Thursday, September 18, 2014

Day One of Solo Madrid

Now that the weekend is over, and my beloved has gone back to work, I find myself with at least eight hours a day in which to explore Madrid solo. I think we all know I'm good at solo travel; so this is hardly a problem. Where to start, is more the problem. I have my usual Lonely Planet guide to the city, and Trip Advisor has lots of suggestions for me as well. I decide that walking is my best bet, and head off in a vague direction of North-West. I have tried explaining to my boyfriend that I have an excellent sense of direction; we'll see, shall we? Soon I am deep in the Retiro barrio (neighbourhood), and feeling reasonably confident that I am heading in the right direction, I continue pounding pavement, until eventually - yes! I see Parque del Retiro - the beautifully landscaped inner-city park he took me to the day prior, to look at the rose gardens. Such a romantic. The map of our neighbourhood is coming together in my head nicely, and feeling confident, I spend some time wandering through Retiro park.
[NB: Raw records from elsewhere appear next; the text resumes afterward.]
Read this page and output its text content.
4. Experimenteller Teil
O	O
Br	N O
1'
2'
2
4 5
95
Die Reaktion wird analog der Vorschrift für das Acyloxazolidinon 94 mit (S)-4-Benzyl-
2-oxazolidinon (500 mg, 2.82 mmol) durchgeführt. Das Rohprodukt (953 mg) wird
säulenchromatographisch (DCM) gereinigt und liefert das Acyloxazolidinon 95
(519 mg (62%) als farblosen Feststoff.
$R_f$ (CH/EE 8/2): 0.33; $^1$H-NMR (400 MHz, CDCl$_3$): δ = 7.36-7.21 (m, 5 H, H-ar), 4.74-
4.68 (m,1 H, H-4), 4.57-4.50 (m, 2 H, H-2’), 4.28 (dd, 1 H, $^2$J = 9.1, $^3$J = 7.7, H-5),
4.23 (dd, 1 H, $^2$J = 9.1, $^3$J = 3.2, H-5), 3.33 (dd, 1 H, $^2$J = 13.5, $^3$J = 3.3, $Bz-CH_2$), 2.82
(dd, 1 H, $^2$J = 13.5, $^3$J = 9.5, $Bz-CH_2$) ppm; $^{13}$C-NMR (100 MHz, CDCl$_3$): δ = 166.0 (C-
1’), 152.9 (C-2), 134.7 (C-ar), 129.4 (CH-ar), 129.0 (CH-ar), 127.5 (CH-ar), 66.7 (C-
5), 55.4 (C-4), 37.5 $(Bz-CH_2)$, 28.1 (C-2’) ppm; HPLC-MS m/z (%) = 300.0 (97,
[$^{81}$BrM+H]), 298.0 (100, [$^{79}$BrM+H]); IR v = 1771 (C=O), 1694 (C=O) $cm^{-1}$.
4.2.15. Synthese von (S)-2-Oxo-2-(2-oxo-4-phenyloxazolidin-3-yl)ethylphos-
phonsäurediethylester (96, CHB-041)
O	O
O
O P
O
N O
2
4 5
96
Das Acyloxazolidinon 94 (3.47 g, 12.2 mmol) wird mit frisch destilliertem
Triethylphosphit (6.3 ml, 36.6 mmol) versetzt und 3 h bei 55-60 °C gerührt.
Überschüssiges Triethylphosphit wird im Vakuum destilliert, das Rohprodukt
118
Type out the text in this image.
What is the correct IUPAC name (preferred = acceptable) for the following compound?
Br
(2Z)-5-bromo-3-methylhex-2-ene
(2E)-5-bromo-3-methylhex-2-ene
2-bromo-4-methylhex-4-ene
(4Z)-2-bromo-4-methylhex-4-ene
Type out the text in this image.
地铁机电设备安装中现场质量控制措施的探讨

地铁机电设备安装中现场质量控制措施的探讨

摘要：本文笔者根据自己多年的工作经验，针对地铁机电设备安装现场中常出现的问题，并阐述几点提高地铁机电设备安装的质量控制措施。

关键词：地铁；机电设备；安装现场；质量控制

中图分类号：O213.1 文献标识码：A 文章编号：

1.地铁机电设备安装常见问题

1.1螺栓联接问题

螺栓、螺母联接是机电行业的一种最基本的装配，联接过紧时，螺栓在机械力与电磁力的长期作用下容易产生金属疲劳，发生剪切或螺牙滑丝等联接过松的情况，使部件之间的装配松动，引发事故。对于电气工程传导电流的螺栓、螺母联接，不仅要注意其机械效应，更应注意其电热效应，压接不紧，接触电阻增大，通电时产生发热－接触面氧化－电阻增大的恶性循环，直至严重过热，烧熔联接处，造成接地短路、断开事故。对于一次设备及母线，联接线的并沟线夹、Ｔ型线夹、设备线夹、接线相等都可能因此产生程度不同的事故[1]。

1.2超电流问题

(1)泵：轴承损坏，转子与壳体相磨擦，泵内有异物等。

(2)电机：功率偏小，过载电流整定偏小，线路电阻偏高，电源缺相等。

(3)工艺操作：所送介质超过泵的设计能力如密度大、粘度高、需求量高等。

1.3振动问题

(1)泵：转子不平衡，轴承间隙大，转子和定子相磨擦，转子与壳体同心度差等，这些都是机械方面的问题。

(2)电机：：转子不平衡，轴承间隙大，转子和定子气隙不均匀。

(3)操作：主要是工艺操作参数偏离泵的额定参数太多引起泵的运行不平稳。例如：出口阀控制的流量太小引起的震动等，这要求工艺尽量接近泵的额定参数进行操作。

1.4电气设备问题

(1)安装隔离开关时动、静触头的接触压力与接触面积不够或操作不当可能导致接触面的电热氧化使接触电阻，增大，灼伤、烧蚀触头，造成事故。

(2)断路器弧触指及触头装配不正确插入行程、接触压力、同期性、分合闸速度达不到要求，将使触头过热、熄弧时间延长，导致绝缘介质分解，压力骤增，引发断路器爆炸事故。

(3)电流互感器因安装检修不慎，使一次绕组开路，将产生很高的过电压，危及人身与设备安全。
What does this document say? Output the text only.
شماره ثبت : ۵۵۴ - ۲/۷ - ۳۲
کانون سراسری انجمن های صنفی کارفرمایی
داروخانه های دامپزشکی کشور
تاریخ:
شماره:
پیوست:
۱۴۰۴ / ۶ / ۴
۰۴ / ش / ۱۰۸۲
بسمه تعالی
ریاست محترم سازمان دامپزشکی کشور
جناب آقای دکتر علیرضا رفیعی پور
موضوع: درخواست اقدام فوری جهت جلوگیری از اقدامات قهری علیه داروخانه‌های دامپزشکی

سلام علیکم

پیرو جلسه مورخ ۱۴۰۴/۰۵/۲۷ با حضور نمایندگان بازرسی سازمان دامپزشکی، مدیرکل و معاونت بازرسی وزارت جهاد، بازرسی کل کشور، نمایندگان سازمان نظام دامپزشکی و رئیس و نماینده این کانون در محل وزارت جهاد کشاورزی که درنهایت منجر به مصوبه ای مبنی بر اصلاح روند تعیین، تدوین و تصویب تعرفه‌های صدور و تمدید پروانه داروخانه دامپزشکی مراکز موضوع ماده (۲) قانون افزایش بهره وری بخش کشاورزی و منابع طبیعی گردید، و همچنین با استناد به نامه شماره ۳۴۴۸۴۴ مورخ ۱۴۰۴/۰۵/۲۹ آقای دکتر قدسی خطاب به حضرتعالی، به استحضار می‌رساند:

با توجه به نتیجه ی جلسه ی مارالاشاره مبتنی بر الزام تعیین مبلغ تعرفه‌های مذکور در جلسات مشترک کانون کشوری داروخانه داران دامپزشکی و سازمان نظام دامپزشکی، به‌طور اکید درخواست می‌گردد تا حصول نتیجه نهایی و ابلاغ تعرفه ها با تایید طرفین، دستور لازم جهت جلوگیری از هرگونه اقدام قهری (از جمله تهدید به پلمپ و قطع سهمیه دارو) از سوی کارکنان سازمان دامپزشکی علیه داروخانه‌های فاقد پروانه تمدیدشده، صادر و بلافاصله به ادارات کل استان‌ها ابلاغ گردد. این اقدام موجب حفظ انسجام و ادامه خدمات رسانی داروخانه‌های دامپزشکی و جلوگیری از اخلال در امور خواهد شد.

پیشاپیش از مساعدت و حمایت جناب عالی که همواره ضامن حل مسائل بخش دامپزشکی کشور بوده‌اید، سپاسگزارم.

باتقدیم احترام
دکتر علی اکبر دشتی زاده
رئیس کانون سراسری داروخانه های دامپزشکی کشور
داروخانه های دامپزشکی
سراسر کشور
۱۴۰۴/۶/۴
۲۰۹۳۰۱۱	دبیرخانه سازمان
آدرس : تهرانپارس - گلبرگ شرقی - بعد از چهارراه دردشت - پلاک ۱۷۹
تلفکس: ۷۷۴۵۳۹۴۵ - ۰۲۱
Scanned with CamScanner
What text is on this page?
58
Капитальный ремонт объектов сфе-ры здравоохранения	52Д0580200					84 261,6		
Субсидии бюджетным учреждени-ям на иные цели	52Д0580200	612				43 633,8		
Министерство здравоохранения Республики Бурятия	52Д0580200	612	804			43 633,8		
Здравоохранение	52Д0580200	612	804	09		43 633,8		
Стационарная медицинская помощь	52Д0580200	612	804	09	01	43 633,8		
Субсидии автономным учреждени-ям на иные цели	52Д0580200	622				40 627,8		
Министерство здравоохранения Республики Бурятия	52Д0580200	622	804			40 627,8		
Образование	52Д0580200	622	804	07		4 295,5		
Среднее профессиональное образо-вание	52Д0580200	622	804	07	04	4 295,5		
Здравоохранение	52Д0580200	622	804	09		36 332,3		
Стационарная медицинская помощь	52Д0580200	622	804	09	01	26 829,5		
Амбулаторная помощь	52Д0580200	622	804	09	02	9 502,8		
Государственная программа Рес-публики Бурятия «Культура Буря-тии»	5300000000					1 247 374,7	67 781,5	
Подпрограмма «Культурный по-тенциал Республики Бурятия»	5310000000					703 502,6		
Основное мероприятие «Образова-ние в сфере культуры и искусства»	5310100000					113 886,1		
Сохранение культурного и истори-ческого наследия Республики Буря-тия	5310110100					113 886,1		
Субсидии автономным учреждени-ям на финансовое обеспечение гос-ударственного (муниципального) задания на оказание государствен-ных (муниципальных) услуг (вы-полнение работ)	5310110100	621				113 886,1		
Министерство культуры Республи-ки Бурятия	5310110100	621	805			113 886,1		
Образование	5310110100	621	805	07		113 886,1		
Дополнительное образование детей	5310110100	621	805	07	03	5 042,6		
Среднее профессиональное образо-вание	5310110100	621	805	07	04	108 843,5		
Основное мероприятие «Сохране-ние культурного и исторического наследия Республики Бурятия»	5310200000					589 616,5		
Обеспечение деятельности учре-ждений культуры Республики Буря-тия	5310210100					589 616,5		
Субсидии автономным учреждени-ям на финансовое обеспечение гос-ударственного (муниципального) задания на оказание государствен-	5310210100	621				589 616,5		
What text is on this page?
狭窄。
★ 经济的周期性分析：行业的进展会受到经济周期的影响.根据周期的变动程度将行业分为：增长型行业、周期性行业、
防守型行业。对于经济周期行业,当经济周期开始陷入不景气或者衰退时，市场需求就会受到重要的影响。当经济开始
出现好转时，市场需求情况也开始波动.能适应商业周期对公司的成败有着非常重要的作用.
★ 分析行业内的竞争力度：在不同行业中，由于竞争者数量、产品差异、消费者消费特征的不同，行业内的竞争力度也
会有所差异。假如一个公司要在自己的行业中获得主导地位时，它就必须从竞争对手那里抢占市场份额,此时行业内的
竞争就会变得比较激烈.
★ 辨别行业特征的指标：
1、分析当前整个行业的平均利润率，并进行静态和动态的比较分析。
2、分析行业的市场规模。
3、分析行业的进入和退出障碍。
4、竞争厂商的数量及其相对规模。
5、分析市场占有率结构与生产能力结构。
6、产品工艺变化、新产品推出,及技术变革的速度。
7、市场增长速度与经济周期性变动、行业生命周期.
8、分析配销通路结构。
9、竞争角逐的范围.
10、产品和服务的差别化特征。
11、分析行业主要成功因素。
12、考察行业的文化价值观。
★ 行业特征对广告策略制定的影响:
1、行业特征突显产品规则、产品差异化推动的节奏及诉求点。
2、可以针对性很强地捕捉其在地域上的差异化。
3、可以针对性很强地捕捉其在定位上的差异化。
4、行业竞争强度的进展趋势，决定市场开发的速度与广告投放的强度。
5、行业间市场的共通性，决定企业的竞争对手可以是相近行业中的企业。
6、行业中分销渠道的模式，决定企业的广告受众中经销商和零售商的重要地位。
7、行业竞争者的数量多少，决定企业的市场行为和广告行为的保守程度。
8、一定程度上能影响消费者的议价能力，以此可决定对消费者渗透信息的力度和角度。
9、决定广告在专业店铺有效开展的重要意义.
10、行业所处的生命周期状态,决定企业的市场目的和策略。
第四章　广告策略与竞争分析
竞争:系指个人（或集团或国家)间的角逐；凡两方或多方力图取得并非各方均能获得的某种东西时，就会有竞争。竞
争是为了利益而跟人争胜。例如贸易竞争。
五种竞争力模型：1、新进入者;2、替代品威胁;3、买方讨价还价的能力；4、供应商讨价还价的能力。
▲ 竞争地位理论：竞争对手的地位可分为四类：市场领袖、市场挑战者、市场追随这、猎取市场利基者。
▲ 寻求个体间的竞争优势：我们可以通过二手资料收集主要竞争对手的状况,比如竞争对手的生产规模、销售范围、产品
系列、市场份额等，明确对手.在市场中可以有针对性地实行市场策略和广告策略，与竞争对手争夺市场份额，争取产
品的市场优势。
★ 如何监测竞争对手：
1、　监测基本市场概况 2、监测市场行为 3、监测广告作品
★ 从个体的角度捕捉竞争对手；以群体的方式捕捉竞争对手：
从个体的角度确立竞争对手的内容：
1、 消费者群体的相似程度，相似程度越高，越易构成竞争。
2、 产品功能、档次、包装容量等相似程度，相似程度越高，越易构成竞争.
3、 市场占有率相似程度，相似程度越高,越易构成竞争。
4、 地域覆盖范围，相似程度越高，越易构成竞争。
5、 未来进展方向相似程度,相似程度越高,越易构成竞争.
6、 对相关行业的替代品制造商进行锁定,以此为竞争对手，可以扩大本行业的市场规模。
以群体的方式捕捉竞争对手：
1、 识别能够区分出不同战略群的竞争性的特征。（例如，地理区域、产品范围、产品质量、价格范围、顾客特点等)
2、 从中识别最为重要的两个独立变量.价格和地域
It is just so beautiful, with the autumn colours beginning to creep into the otherwise lush and dense foliage luxuriously lining hundreds of trees. The sand pathways are a subtle contrast to the brilliance of the blue sky, the soothing greenery and the black lacework of the metal fences and lamp posts that line the park's paths. Birds live here, happily and plentifully, and my heart soars to hear their singing; it is at this moment that I know I will spend a lot of time in Parque del Retiro.

I spend probably a good forty-five minutes wandering through the park, using my bird-brain to guide me to the centre of Madrid. I saw some beautiful statues atop buildings yesterday that I really want to capture decent photographs of, and the afternoon sun was doing them no justice yesterday, so armed with my beloved Nikon, I keep winding my way West until eventually I see Puerta de Alcalá; one of the gates of Madrid. It is a landmark; a shining beacon telling me I am indeed going the right way and my sense of direction is working fine. Filled with a deep happiness and satisfaction at making it this far (I mean come on, let's face it - I don't read Spanish very well, and I don't even know what the places I want to get to are called at this point so it's not like I can stop and ask for directions), I continue past the beautiful monument that used to be part of an extensive city wall system, built in 1778. I'm deep in downtown territory now, and am rewarded with more and more historical buildings kept in mint condition, until I reach the piece de résistance - the Plaza de Cibeles. I cannot begin to tell you how beautiful it is; the fountain in the centre of the roundabout, the white buildings surrounding it on three sides, the quaint and terribly private park on the other. I stop for a few moments to take it in, to absorb its beauty, and finally to take a few photos that I know will do it no justice, but hopefully will at least be refreshers for my memory in months to come.

I walk another half an hour, and am suddenly acutely aware that I haven't eaten anything at all today, and it is easily 1pm. I am filled with a sense of purpose; I must find the Mercardo san Miguel, and I simply must eat as much tapas there as I can possibly manage. West! West! Keep moving west! I arrive at the Mercardo and am overwhelmed by choice. I know I have to try new things, but the gulas and croquetas are on my "must eat again" list.. and so I do. I eat and eat until I can no longer; stuffed olives, cured meats, cheese, beautifully presented tapas for as little as 1 Euro. Finally, I have had my fill, met two French tourists and decide it would be a good idea to walk off the near-overindulgence of lunch. I spend my afternoon walking downtown Madrid and smiling; smiling at the other tourists, smiling at the locals going about their business, smiling at the beautiful blue sky and the warmth of summer's last days on my skin. I see all the litter, the homeless, the filth and grunge and grit in the historical streets, but I see the beauty, the hope of newly constructed buildings, the smiles on the many latino faces that I go past. Madrid is beginning to feel quite comfortable to me, and I've only been here a handful of days. A sign of good things to come.